Particularly in Wood Village's case, this is not exactly a landmark public building of Roman columns and marble apointments. Without sounding too much like an elitist city slicker, the City Hall in this little town looks surprisingly like a manufactured home of the 1970s, a place where a child might recline watching Hanna Barberra cartoons or his/her parents put the new Pink Floyd album on their 8-track tape player. But in fairness, the population of this Multnomah County enclave is under 3,000 residents. A modest building probably befits this bucolic burg.
Wood Village was created on 50 acres of farmland around the Arata Estate in 1942 to house workers from the Reynolds Aluminum Factory during World War II. It was one of the first planned communities in Oregon, complete with single and multi-family housing, streets, stores, a water system, a sewage treatment plant, street lights, and a community building. But decades before the Reynolds plant came, the geographic point from Wood Village arose was markd by the farmhouse of English immigrants George and Hanna Shaw, where the corner of 238th Drive and NE Halsey Street now exists. The shaws came to Oregon to help build the transcontinental railroad through the Columbia Gorge. Their house still stands, serving as the Wood Village Manor Nursing Home.
Wood Village City Hall (photo by Matthew Ginn, Homestead Images)
What is now the City Hall was built as a community center for the Reynolds development. Some sources suggest it was built in 1942, while others say 1944. It became City Hall when Wood Village was incorporated in 1951. The building was renovated in 2009, most notably moving the public entrance to the west side of the building. Steve Winstead was the architect for the renovations.
Fairview's City Hall is a bit more substantial. Designed by Group Mackenzie and completed in 2000, it was designed to provide a strong civic presence for the community and to reinforce the pedestrian scale of development surrounding the 21,400 square foot facility. The building houses the City Council Chambers, the City Manager's office, and the Departments of Engineering, Public Safety, and Police.
Fairview City Hall (photo by Matthew Ginn, Homestead Images)

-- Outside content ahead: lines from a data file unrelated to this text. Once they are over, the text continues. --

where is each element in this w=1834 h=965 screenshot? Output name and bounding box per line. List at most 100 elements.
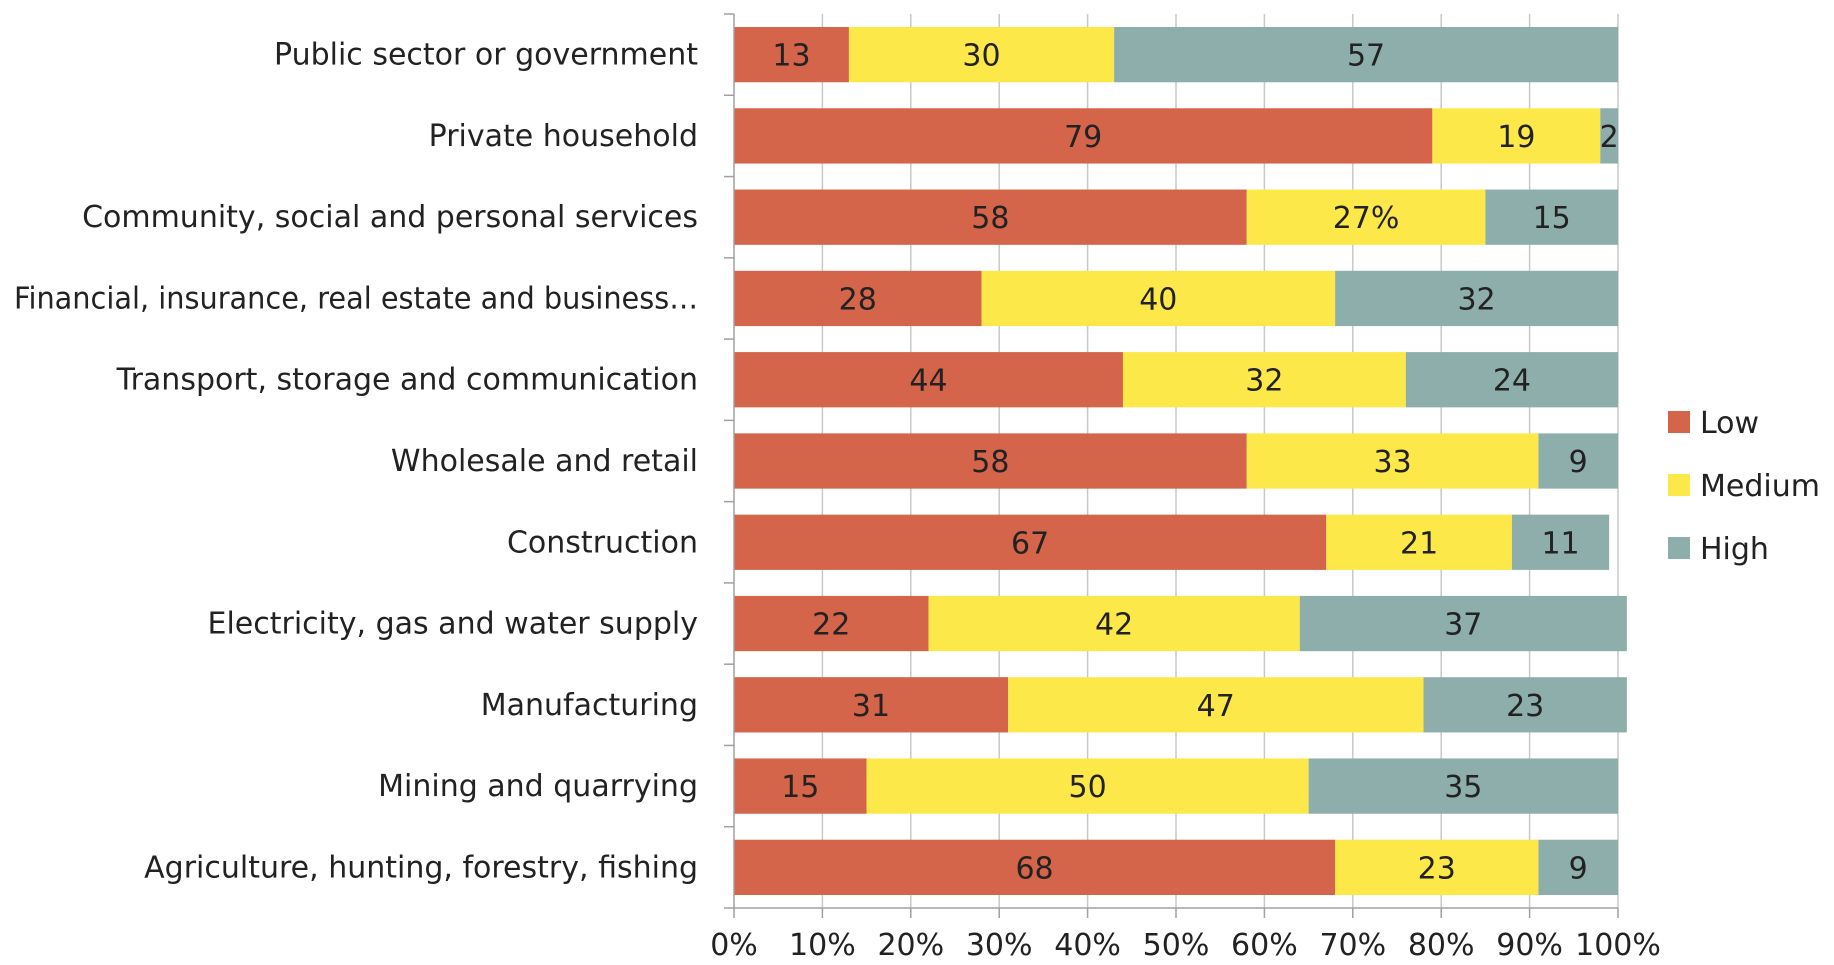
x-tick-label: 0%: [710, 928, 758, 963]
bar-segment-low: [734, 352, 1123, 408]
bar-segment-high: [1538, 839, 1618, 895]
data-label: 57: [1347, 39, 1385, 74]
data-label: 11: [1541, 526, 1579, 561]
data-label: 35: [1444, 770, 1482, 805]
bar-segment-low: [734, 433, 1247, 489]
bar-segment-low: [734, 27, 849, 83]
x-tick-label: 50%: [1143, 928, 1210, 963]
x-tick-label: 40%: [1054, 928, 1121, 963]
data-label: 28: [839, 282, 877, 317]
data-label: 27%: [1333, 201, 1400, 236]
legend-label: High: [1700, 532, 1769, 567]
bar-segment-medium: [1246, 433, 1539, 489]
bar-segment-medium: [1335, 839, 1539, 895]
category-labels: Public sector or government Private house…: [14, 38, 698, 886]
category-label: Construction: [507, 525, 698, 560]
x-tick-label: 90%: [1496, 928, 1563, 963]
data-label: 30: [962, 39, 1000, 74]
x-tick-label: 10%: [789, 928, 856, 963]
x-tick-label: 60%: [1231, 928, 1298, 963]
bar-segment-medium: [928, 595, 1300, 652]
data-label: 37: [1444, 608, 1482, 643]
bar-segment-medium: [1432, 108, 1601, 164]
data-label: 32: [1457, 282, 1495, 317]
bar-segment-high: [1335, 270, 1618, 327]
data-label: 15: [781, 770, 819, 805]
bar-segment-low: [734, 595, 929, 652]
legend-swatch: [1668, 537, 1690, 559]
bar-segment-low: [734, 677, 1009, 733]
category-label: Mining and quarrying: [378, 769, 698, 804]
data-label: 21: [1400, 526, 1438, 561]
data-label: 67: [1011, 526, 1049, 561]
data-label: 31: [852, 689, 890, 724]
bar-segment-low: [734, 189, 1247, 245]
data-label: 33: [1373, 445, 1411, 480]
legend-swatch: [1668, 411, 1690, 433]
x-tick-labels: 0% 10% 20% 30% 40% 50% 60% 70% 80% 90% 100%: [710, 928, 1661, 963]
category-label: Private household: [429, 119, 698, 154]
bar-segment-medium: [866, 758, 1309, 814]
data-label: 9: [1569, 445, 1588, 480]
bar-segment-high: [1538, 433, 1618, 489]
category-label: Public sector or government: [274, 38, 698, 73]
bar-segment-medium: [981, 270, 1336, 327]
bar-segment-high: [1485, 189, 1618, 245]
bar-segment-high: [1299, 595, 1627, 652]
category-label: Financial, insurance, real estate and bu…: [14, 281, 698, 316]
data-label: 2: [1600, 120, 1619, 155]
bar-segment-medium: [1326, 514, 1512, 570]
bar-segment-high: [1423, 677, 1627, 733]
data-label: 23: [1506, 689, 1544, 724]
category-label: Agriculture, hunting, forestry, fishing: [144, 850, 698, 885]
data-label: 13: [772, 39, 810, 74]
bar-segment-high: [1308, 758, 1618, 814]
bar-segment-high: [1511, 514, 1610, 570]
category-label: Community, social and personal services: [82, 200, 698, 235]
data-label: 40: [1139, 282, 1177, 317]
data-label: 58: [971, 445, 1009, 480]
x-tick-label: 70%: [1319, 928, 1386, 963]
legend: Low Medium High: [1668, 406, 1820, 567]
data-label: 19: [1497, 120, 1535, 155]
category-label: Transport, storage and communication: [116, 363, 698, 398]
data-label: 79: [1064, 120, 1102, 155]
data-label: 23: [1418, 851, 1456, 886]
bar-segment-medium: [1122, 352, 1406, 408]
bar-segment-low: [734, 514, 1327, 570]
data-label: 32: [1245, 364, 1283, 399]
bar-segment-high: [1405, 352, 1618, 408]
bar-segment-low: [734, 839, 1336, 895]
bar-segment-low: [734, 758, 867, 814]
bar-segment-medium: [1008, 677, 1424, 733]
axes: [724, 13, 1619, 918]
data-label: 58: [971, 201, 1009, 236]
bars: 13 30 57 79 19 2 58 27% 15 28 40 32 44 32 24 58 33 9 67 21 1…: [734, 27, 1627, 895]
data-label: 15: [1533, 201, 1571, 236]
bar-segment-high: [1114, 27, 1618, 83]
bar-segment-low: [734, 270, 982, 327]
data-label: 47: [1197, 689, 1235, 724]
bar-segment-high: [1600, 108, 1618, 164]
category-label: Manufacturing: [481, 688, 698, 723]
x-tick-label: 80%: [1408, 928, 1475, 963]
bar-segment-low: [734, 108, 1433, 164]
x-tick-label: 100%: [1575, 928, 1661, 963]
legend-swatch: [1668, 474, 1690, 496]
category-label: Electricity, gas and water supply: [208, 607, 699, 642]
x-tick-label: 30%: [966, 928, 1033, 963]
category-label: Wholesale and retail: [391, 444, 698, 479]
bar-segment-medium: [848, 27, 1115, 83]
data-label: 68: [1015, 851, 1053, 886]
bar-segment-medium: [1246, 189, 1486, 245]
legend-label: Medium: [1700, 469, 1820, 504]
data-label: 22: [812, 608, 850, 643]
data-label: 42: [1095, 608, 1133, 643]
data-label: 44: [909, 364, 947, 399]
x-tick-label: 20%: [877, 928, 944, 963]
data-label: 50: [1069, 770, 1107, 805]
legend-label: Low: [1700, 406, 1759, 441]
data-label: 24: [1493, 364, 1531, 399]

"In the Northwest tradition of designing civic buildings to look like large houses, deep red brick was selected for the City Hall exterior with a sweeping archway dominating the public side of the building facing Village Lane," a member of Group Mackenzie said of the Fairview project (in a statement of qualifications for building another city hall in Medina, Washington). With just over a decade of hindsight, one can see the design seeking to walk a line between modern architecture and neo-historicism.

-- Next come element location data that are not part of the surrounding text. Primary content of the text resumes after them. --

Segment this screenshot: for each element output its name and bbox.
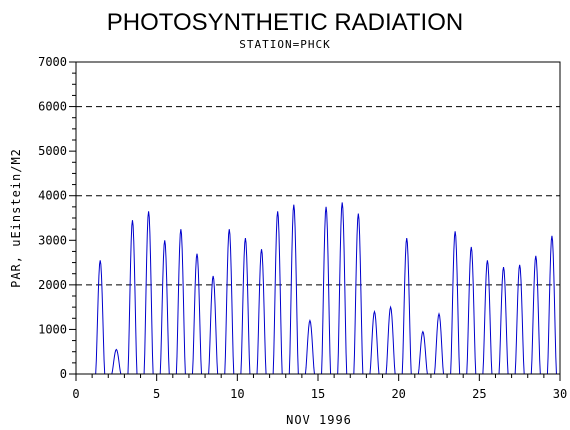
x-tick-label: 15 [311,387,325,401]
y-tick-label: 4000 [38,189,67,203]
y-tick-label: 7000 [38,55,67,69]
y-tick-label: 6000 [38,100,67,114]
chart-title: PHOTOSYNTHETIC RADIATION [107,9,463,36]
plot-frame [75,61,561,375]
y-tick-label: 2000 [38,278,67,292]
y-tick-label: 3000 [38,233,67,247]
x-tick-label: 5 [153,387,160,401]
x-axis-label: NOV 1996 [286,413,352,427]
par-series-line [92,202,559,375]
x-tick-label: 0 [72,387,79,401]
plot-area: 0 1000 2000 3000 4000 5000 6000 7000 0 5 10 15 20 25 3… [38,55,567,401]
x-tick-label: 20 [391,387,405,401]
y-tick-label: 5000 [38,144,67,158]
x-tick-label: 25 [472,387,486,401]
y-tick-label: 1000 [38,322,67,336]
chart-subtitle: STATION=PHCK [239,38,330,51]
x-tick-label: 30 [553,387,567,401]
x-tick-label: 10 [230,387,244,401]
y-axis-label: PAR, uEinstein/M2 [9,148,23,288]
y-tick-label: 0 [60,367,67,381]
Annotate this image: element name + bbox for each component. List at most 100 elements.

Fairview has a long history of settlement. Members of the Multnomah tribe of Chinookan Indians lived here when the Lewis and Clark Expedition visited the area in 1806. By the mid 19th century, it was an agricultural area for hay, grain, and livestock operations. Railroad tracks extended to the area by the 1890s.
Fairview City Hall (photos by Matthew Ginn, Homestead Images)

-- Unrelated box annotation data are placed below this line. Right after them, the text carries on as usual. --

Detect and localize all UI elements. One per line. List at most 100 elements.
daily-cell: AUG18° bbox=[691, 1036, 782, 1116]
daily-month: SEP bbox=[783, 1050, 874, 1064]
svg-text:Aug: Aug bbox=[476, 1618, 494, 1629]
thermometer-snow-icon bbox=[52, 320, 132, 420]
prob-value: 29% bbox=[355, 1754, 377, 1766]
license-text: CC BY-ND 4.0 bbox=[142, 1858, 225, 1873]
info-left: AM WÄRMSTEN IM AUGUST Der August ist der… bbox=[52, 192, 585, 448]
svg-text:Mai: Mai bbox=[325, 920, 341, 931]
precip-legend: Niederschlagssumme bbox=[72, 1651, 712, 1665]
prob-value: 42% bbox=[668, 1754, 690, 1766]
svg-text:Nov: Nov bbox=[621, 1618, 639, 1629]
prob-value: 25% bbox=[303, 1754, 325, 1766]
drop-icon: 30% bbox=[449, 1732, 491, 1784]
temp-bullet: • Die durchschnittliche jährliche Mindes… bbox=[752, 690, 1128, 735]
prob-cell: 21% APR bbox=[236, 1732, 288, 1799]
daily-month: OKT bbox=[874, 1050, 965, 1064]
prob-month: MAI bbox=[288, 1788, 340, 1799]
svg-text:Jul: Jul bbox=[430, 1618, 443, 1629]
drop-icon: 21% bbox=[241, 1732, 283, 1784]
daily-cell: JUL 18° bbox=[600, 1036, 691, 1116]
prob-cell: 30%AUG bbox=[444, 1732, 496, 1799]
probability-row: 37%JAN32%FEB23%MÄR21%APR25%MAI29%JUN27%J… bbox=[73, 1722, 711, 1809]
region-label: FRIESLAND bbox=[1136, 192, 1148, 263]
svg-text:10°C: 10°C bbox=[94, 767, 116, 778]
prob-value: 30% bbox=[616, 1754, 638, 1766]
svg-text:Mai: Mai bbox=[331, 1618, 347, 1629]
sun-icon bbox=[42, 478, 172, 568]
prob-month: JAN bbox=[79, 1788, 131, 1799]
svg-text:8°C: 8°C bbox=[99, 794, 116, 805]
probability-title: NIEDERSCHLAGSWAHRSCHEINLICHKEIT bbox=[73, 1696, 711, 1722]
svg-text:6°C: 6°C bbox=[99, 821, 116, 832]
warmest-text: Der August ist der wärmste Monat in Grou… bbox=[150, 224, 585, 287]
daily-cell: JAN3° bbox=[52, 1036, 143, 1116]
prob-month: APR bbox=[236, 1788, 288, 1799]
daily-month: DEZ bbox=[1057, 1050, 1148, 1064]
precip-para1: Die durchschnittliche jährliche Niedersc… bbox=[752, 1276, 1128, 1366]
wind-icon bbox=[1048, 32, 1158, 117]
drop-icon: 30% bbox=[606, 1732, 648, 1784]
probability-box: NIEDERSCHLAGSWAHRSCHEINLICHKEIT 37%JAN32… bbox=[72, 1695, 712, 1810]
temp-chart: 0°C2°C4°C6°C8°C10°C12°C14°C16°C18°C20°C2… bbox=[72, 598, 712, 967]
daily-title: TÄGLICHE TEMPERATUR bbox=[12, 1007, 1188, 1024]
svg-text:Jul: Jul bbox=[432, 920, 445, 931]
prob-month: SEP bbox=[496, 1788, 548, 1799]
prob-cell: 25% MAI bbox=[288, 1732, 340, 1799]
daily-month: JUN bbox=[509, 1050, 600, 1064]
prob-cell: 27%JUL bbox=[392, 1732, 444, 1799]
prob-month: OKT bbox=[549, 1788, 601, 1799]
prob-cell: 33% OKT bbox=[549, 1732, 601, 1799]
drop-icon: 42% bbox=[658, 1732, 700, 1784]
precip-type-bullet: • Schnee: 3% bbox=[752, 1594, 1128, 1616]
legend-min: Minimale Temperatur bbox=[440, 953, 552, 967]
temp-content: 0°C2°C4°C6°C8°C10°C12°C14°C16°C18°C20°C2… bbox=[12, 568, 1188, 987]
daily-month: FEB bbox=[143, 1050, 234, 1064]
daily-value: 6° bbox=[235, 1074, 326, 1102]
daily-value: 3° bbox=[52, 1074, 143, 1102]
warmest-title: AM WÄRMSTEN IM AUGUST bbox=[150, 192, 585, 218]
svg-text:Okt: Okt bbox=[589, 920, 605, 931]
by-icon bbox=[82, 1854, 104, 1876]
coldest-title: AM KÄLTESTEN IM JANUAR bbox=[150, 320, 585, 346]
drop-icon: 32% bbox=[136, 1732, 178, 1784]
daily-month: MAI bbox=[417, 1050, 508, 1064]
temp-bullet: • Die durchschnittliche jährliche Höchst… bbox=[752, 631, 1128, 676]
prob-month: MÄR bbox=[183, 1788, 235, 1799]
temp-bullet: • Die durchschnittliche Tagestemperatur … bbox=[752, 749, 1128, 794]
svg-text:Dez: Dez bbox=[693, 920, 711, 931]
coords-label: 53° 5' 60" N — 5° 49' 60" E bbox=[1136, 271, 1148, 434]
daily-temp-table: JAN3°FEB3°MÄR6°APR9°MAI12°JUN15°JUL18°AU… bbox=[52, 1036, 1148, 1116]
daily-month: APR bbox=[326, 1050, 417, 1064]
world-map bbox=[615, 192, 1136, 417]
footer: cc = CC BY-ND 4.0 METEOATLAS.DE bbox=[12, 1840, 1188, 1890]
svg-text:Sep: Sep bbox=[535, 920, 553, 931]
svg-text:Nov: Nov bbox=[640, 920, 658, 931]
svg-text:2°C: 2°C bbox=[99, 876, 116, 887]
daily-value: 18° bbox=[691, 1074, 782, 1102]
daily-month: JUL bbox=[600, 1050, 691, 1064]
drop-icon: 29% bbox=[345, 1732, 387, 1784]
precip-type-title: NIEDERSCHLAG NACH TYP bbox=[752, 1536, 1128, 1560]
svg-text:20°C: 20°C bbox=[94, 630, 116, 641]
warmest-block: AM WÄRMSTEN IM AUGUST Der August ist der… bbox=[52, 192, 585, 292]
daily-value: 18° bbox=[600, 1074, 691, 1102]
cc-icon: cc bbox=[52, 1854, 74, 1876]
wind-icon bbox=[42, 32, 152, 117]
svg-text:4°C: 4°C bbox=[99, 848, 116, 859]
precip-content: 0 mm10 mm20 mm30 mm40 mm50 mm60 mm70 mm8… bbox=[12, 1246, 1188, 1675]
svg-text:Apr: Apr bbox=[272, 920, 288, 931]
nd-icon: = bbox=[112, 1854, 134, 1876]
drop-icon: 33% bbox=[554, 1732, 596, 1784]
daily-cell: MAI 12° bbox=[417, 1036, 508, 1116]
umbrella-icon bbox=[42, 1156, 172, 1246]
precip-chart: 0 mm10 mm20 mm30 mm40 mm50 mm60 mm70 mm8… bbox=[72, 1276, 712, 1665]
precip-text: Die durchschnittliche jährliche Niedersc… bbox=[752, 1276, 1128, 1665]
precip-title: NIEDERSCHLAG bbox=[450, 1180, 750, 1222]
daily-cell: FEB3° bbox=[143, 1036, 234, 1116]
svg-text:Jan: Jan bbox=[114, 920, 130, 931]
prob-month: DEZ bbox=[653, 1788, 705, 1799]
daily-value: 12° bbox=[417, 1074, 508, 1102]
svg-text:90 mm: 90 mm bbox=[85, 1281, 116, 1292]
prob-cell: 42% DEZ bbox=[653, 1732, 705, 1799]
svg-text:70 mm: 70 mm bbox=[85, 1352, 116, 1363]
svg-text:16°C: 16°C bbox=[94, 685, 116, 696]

When it was incorporated in 1908, Fairview’s city hall was near what is now Handy Park (Fairview Ave. (223rd) and Cedar St.). I believe they used this location until 1979, when they moved to another building at Harrison & 3rd (now a community center). That was the city hall until they moved to the current location in 2000. As of 2009, the Fairview population was 9,740. As recently as 1990, however, only 2,300 people called it home. Like many suburbs of the past 30 years, Fairview grew like a weed. In the case of this suburb, through, there is particularly noticeable dichotomy between pedestrian and automobile-oriented development. Fairview has a nicely preserved, human-scaled central business district, but it also is home to a factory outlet mall with a sea of surface parking. Initially Fairview was named for the picturesque site of the Columbia and Mt. Hood, for this is more or less the dividing line where the metro area ends (both its eyesores and its attractions) and the Columbia Gorge scenic area begins.